Jordan Coleman, the son of the second-Black Mayor of the Big Apple, gave a reality check to pops, saying, “you can’t ban a genre of music.”

The 26-year-old, who works with drill rappers at Jay-Z’s Roc Nation, had some words for his own dad during an interview with Complex. 

“Coming out saying that the drill scene is going to be banned is outrageous because you can’t ban a genre of music — any kind of genre of music,” Jordan Coleman said.

During the Mayor’s press conference, he told the media his son shared drill songs with him and explained the basic themes of the rap style.

The New York Post says in text messages between Mayor Eric Adams and his son about the topic, the son checked his dad for talking about Drill music in an unflattering way.

Coleman said, “Dad, you cannot speak for me. I have Drill rappers on our label as clients, and I like Drill music. You cannot ban a genre.
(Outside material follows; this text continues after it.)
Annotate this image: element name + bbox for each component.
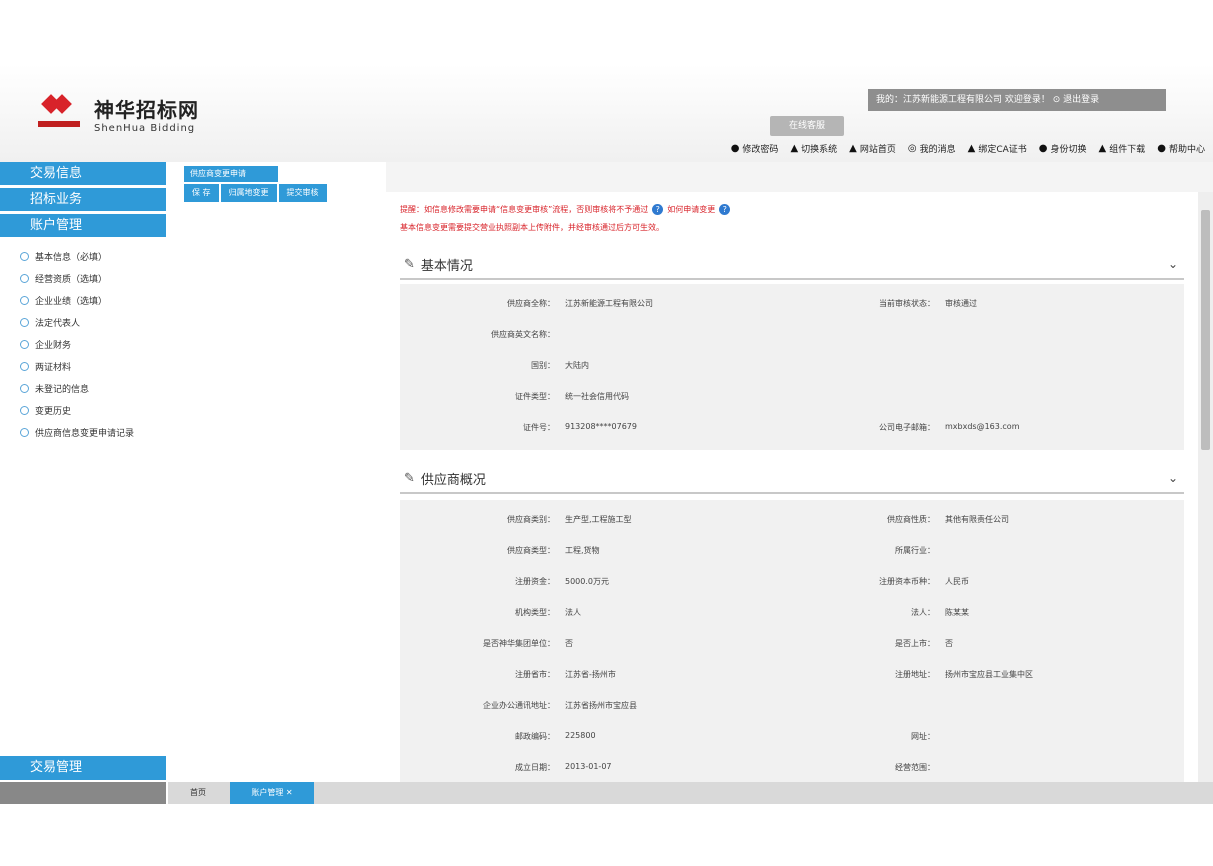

And I’m not sure why you said what you said, but I disagree.”

Still, Mayor Eric Adams is adamant that he has to do something, responding, ‘I understand what you’re saying, and you’re allowed to disagree. We come from different times.”


As reported by, the Mayor has been concerned with stopping gang violence by addressing the music that made rappers like Pop Smoke, Fivio Foreign, Sheff G, and Rah Swish popping.

In February, he challenged social media companies to step in. He told them, “You have a civic and corporate responsibility.”

“We pulled Trump off Twitter because of what he was spewing. Yet we are allowing music [with] displaying of guns, violence. We allow this to stay on the sites,” Mayor Adams said.

Coleman, though they disagree, understands why his dad is locked in on Drill rap.

“He has to understand that it’s a style people choose,” Coleman said. “There’s abstract art where people will throw paint on a canvas and then call it abstract. And then there’s mumble rap, and there’s other subgenres within Hip-Hop. His version of Hip-Hop was a little bit different from what my version of Hip-Hop is today.”

“As Mayor of any city, you want your city to be safe, and you want people to have a good time in your city. You want people to come there, not to kill people, but to spend money and to enjoy themselves and create memories,” Coleman added.

“So, I think his focus was on the social media companies to not promote the bragging of killing one another.”